Dear Tokoh Cerita

Dea dan tokoh cerita Dea duduk bersisian.

"Maafin aku," kata Dea ke si tokoh cerita.

"Kenapa?" tanya tokoh cerita Dea.
 
"Kita ibarat abis nempuh perjalanan panjang ke negeri jauh, gembira karena sampai ke tujuan, tapi tau-tau kayak dijambret di bandara. Sekarang kita kayak udah nggak punya uang, nggak punya kartu identitas, dan nggak punya alat komunikasi untuk ngehubungin siapa-siapa. Kita terlunta-lunta. Nggak tau juga harus ke mana abis ini. Ada banyak rencana yang jadi tertunda, bahkan nggak tau bakal terwujud apa enggak. Maafin aku karena ngebawa kamu jauh-jauh ke sini."

Tokoh cerita Dea senyum. Dia natap Dea dengan mata cokelatnya.

"Janji kamu kan memang nganter aku sampai ke sini, Dea. Sesudah kita sampai, kenapa kamu malah minta maaf?" tanyanya.

Kami natap jalan yang nggak tau di mana ujungnya. Entah apa yang dipikirin tokoh cerita Dea, tapi Dea sendiri melanting ingatan akan persahabatan kami yang terbangun bertaun-taun.
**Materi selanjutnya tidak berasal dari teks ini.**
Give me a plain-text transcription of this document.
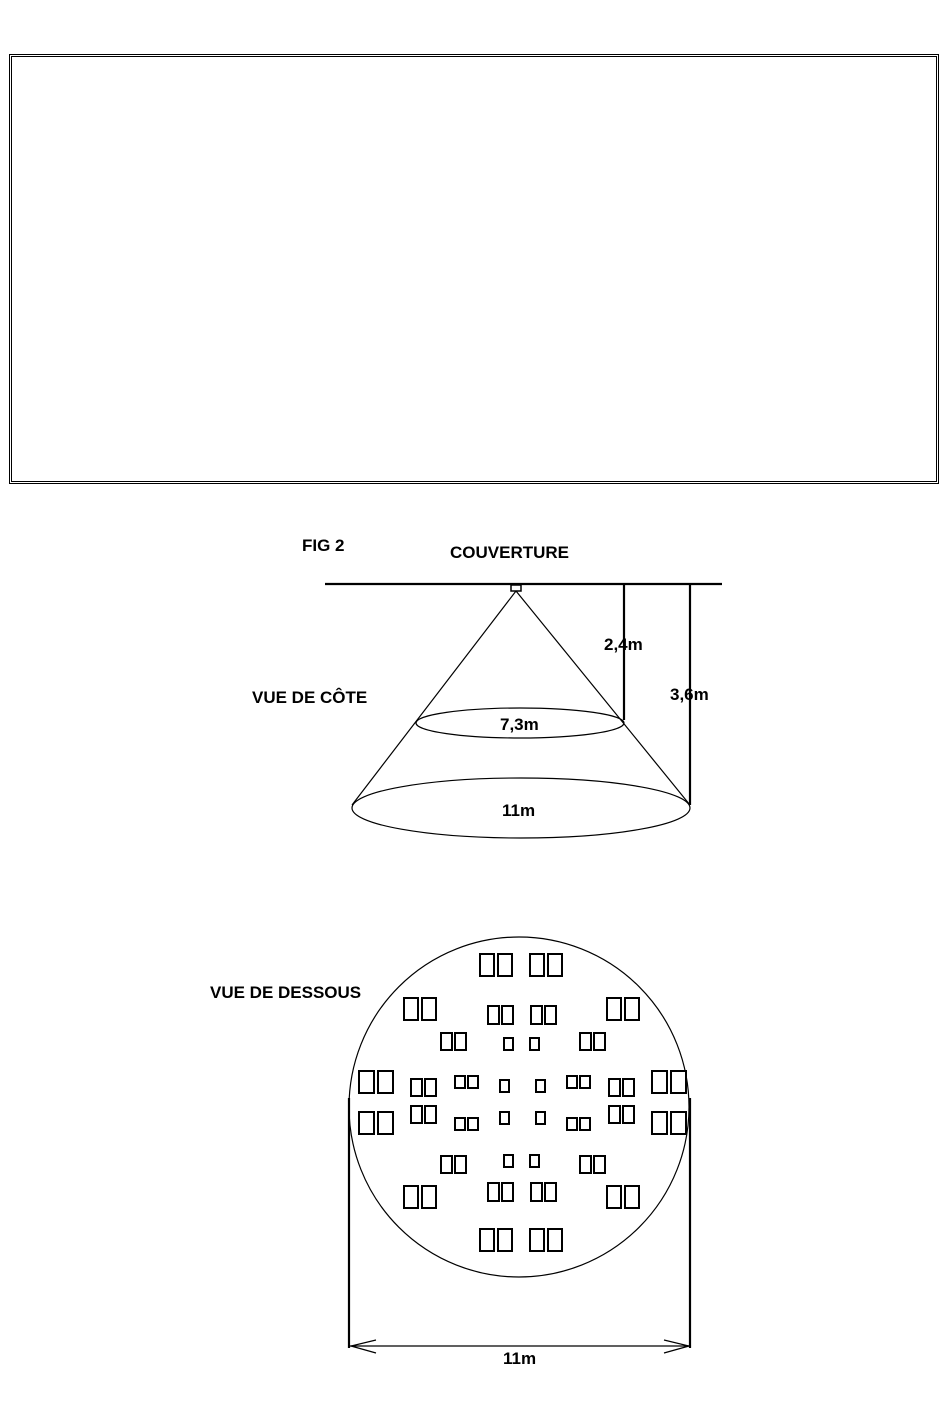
FIG 2	COUVERTURE
VUE DE CÔTE
VUE DE DESSOUS
2,4m
3,6m
7,3m
11m
11m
Dia sosok yang nggak gampang percaya sama orang lain, termasuk Dea yang janji untuk nulis tentang dia se-gentle mungkin. Dea inget gimana berbatunya jalan yang kami tempuh. Gimana Dea yang biasanya napasnya pendek berusaha keras bernapas panjang supaya nggak ngekhianatin kepercayaan dia.
 
Pelan-pelan dia ngebiarin Dea ngebantu dia memenuhi "needs"-nya dan bertumbuh. Dia sendiri ngebantu Dea paham banyak hal yang tadinya Dea nggak ngerti. Perjalanan menuju "tamat" makan waktu bertaun-taun. Tapi ternyata, sesudah sampai di titik itu, Dea sadar "tamat" bukan akhir yang mutlak. Banyak sekuel di luar teks yang masih menyusul. Selain itu, sebagai penulis dan tokoh ceritanya, di luar dugaan persahabatan kami  ternyata jauh melampaui "tamat" di akhir halaman.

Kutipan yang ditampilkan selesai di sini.